Mais comme je te l’expliquais, mon contexte personnel a bien évidemment joué.

Je pense que j’aurais pu faire une saison de plus mais je dois bien avouer que je n’aurais pas eu autant la « niac » que lors des précédentes.

Annoncer sa retraite, c’est toujours un évènement mais globalement j’y pense depuis un moment parce qu’il y a un projet derrière. Je n’ai donc pas pris cette décision sur un coup de tête.

 

En parlant de « Niac » et de ta carrière, quels souvenirs penses-tu emporter avec toi ?

Il y en aurait tellement !

Pour en avoir parlé avec d’autres personnes, j’ai quand même la chance de pouvoir terminer ma carrière de basketteur avec un palmarès. Pouvoir regarder en arrière et voir ces succès, c’est très gratifiant.

Allez, si je devais en mettre certains en valeur, je pense que le premier serait le titre avec l’ASVEL en 2016.

C’était ma première année en ProA, dans un club mythique qui plus est, avec la sensation de vraiment évoluer à un niveau supérieur.

Et au-delà du club ou du titre, c’est l’histoire que je retiendrai.

Comment cette équipe-là, qui n’avait pas fait une grosse saison, a réussi à mettre tous les bons ingrédients lors des playoffs pour devenir invincible. J’ai vu des joueurs se mettre au service de l’équipe notamment pendant les playoffs et c’est vraiment un super souvenir.

Au-delà du sport, je pense que ça veut dire beaucoup. C’est inspirant de voir comment une somme d’individus peuvent mettre leurs efforts en commun pour le bien d’un collectif, pour atteindre un objectif commun.

Ensuite, je pense à la première montée avec Fos.

Il s’agissait là d’un projet plus personnel.
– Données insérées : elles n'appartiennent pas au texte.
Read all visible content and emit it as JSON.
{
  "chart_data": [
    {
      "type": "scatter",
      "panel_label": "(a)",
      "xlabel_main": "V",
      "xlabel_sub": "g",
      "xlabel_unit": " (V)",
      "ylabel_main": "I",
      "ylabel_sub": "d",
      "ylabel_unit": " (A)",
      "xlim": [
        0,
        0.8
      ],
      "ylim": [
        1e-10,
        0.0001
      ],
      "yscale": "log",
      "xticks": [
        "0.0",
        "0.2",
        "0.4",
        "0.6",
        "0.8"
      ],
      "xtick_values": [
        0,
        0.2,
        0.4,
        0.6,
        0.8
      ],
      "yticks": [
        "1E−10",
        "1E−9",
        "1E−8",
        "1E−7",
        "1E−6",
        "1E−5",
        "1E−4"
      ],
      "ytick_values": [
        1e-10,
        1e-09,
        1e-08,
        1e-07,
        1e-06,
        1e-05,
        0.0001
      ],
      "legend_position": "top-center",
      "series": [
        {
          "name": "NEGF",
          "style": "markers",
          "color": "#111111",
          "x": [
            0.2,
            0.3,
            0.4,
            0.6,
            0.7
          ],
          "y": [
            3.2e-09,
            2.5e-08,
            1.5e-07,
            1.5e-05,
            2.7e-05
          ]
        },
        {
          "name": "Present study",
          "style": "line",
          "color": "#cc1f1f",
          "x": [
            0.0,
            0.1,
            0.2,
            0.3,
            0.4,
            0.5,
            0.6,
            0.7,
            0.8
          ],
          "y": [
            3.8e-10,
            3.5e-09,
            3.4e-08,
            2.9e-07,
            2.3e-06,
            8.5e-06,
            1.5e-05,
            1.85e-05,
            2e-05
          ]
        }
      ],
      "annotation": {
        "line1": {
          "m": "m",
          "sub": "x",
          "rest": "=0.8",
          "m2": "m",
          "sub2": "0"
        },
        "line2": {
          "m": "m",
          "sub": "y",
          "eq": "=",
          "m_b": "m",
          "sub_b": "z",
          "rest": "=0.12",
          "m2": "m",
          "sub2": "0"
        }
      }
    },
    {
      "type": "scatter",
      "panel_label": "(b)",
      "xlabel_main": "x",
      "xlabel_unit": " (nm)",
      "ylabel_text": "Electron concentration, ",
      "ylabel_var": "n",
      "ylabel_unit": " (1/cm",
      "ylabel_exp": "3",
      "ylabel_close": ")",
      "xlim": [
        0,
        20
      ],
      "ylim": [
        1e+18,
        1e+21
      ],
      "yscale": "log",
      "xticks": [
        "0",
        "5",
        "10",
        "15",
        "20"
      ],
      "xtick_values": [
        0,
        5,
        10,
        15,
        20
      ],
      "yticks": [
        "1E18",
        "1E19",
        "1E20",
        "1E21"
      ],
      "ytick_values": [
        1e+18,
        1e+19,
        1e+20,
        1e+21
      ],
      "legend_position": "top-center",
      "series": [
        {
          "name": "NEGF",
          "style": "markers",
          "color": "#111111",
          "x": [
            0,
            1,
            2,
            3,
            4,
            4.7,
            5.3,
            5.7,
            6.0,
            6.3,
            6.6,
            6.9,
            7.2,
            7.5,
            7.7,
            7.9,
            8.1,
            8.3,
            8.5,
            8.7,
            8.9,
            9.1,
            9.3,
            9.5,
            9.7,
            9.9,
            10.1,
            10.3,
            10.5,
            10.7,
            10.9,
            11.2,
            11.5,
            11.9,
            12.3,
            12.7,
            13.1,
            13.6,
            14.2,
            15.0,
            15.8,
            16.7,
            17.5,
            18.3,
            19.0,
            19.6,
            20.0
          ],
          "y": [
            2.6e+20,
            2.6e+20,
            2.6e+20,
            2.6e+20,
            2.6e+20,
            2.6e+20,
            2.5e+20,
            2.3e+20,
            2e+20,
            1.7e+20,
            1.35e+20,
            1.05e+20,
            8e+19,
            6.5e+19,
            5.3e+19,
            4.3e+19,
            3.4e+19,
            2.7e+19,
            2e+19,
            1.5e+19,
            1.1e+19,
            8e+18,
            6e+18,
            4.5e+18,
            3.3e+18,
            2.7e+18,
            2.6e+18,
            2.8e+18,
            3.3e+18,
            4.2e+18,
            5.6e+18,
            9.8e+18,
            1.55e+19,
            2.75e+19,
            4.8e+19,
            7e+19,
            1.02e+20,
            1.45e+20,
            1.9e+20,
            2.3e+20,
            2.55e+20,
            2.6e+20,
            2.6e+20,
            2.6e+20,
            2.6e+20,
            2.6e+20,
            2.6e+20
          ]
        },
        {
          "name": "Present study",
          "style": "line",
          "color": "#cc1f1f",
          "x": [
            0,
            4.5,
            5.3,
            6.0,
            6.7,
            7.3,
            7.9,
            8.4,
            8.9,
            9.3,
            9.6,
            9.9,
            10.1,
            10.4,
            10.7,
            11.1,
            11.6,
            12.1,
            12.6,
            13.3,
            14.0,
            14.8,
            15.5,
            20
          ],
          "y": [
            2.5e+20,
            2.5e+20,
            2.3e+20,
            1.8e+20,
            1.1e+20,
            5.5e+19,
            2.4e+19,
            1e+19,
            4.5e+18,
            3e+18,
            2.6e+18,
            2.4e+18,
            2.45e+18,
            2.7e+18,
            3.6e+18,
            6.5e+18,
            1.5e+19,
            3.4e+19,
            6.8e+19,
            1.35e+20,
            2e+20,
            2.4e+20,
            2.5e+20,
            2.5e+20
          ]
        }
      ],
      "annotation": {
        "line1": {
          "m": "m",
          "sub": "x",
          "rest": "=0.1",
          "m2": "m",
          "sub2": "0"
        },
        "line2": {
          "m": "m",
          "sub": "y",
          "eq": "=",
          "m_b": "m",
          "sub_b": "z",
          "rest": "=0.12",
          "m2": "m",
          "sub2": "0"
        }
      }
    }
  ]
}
Je retournais en Pro B après deux saisons de Pro A, avec comme objectif de jouer une montée avec le club.

Et là, tout se déroule comme c’était prévu ! On fait une saison correcte et on finit très fort puisque saison et playoffs confondus on gagne les 12 derniers matchs d’affilés, en battant le favori, Roanne, en finale pour couronner le tout.

Cette fois-ci, j’ai vraiment essayé d’incarner un projet de club et le fait que tout ait fonctionné restera vraiment un bon souvenir.

 

Et au-delà de ces victoires, de ton palmarès, est-ce que tu penses que certaines choses de ton quotidien de basketteur vont te manquer pendant ton après-carrière ?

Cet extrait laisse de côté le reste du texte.